This list was written down in my field notebook after returning from the major sledging journey of 1992 while waiting around on Scott Base.
Things I like about Antarctica:
incredible scenery, mountains
fossils, geology
Weddell seals
cooking/meals at Scott Base
helicopter travel
the roar of the primus
“independence” in the deep field
the historic huts
penguins
Mac computers at Scott Base
sunshine on windless days
Scott Base bar on a quiet night
getting in sleeping bags in polar tent
getting mail at Scott Base
24-hour daylight in the field
helos dropping-in in the field
Things I don't like about Antarctica:
getting up to urinate each morning outside the tent
frozen fingers, toes, ears
winds in excess of 20 knots
VXE-6 delays
skidoo thumb syndrome
double climbing boots
heavy packs laden with rocks
static shocks at Scott Base
defecating outside in cold winds
missing home (family)
waiting around at non-Aztec outcrops
having to right upturned sledges
steep ice slopes
poor visibility conditions
avalanches burying me
falling into crevasses
being tent-bound because of snow
Brush your teeth using a peppermint-flavored toothpaste. Spit out the rinse water into a clean fry pan (it must be spic and span, hygiene is of utmost importance), then leave it outside in −4°F to freeze (if you are not in the Antarctic, put it in your freezer). Take a frozen chicken from the food box and thaw it slowly by heating it in a camp oven with some hot water, then cut it into pieces. Fetch your fry pan from outside with the frozen toothpaste water and cook the chicken pieces in it, adding some oil, salt, and pepper to taste. Gives a delicious peppermint flavor. Margaret and Fraka both commented on how nice it was, but Brian and I would not reveal our secret ingredient to them.
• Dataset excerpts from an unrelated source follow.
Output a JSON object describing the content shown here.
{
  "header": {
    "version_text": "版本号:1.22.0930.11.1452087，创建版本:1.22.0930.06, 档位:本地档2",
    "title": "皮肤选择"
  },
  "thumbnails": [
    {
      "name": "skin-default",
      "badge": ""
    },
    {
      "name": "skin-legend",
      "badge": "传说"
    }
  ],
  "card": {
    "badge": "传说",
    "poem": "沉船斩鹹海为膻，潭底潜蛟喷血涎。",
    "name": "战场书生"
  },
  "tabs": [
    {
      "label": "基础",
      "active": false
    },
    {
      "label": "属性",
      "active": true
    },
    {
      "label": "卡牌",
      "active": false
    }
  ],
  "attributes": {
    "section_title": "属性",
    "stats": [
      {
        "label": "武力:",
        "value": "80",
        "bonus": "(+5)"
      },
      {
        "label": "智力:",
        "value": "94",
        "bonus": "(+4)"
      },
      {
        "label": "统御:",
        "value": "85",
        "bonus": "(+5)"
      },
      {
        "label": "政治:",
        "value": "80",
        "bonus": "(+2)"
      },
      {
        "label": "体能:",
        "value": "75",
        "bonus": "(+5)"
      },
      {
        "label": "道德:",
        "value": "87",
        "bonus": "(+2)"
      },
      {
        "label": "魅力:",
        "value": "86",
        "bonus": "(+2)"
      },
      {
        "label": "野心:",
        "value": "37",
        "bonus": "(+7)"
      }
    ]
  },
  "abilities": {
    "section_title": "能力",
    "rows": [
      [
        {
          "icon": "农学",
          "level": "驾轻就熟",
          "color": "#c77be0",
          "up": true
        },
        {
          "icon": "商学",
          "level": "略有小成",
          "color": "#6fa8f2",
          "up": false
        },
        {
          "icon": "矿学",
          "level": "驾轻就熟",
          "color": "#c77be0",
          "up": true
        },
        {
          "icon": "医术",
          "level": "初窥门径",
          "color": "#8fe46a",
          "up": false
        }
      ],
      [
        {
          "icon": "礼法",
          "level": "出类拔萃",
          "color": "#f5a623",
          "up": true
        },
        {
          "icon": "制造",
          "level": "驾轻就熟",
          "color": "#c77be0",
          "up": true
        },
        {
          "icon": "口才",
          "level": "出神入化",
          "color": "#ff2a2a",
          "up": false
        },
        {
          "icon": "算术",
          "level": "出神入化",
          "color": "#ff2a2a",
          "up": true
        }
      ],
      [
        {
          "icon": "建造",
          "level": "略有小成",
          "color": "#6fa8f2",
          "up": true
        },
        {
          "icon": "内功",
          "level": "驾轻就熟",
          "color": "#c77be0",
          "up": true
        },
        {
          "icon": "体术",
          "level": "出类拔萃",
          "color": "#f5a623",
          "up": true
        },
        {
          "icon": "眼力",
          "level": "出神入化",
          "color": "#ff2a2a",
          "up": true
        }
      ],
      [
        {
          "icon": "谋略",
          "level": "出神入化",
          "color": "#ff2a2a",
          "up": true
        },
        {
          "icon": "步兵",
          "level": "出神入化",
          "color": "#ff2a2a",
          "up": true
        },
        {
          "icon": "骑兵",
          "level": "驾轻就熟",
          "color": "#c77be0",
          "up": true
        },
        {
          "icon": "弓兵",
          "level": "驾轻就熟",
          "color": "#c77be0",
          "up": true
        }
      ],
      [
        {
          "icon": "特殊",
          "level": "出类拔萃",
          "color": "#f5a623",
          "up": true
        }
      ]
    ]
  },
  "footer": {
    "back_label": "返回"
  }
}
Named after the Deception Glacier where we invented the recipe, and the fact that we were deceiving the drinker into thinking it was a real brand of Irish Cream liqueur.
Take a cheap and nasty brand of whisky. Ours was a particularly good value drop then available from the Scott Base bar that sold for about $NZ10 a liter!
Mix up about 2 cups full of full cream milk powder with about half the correct amount of water, thus making “mock cream.” Add about a half a cup of sugar dissolved in a little hot water and milk powder, then mix it all up with about 500 ml of whisky. Beautiful, can't be distinguished from any “genuine” Irish Cream (at least to us out on the glacier) but costs next to nothing to make.
Basically similar to Deception Irish Cream except that we mixed about five teaspoons of coffee with our powdered milk and sugar, dissolved it all in a slurry of hot water and added it to a good dose of cheap rum. Makes an excellent drink.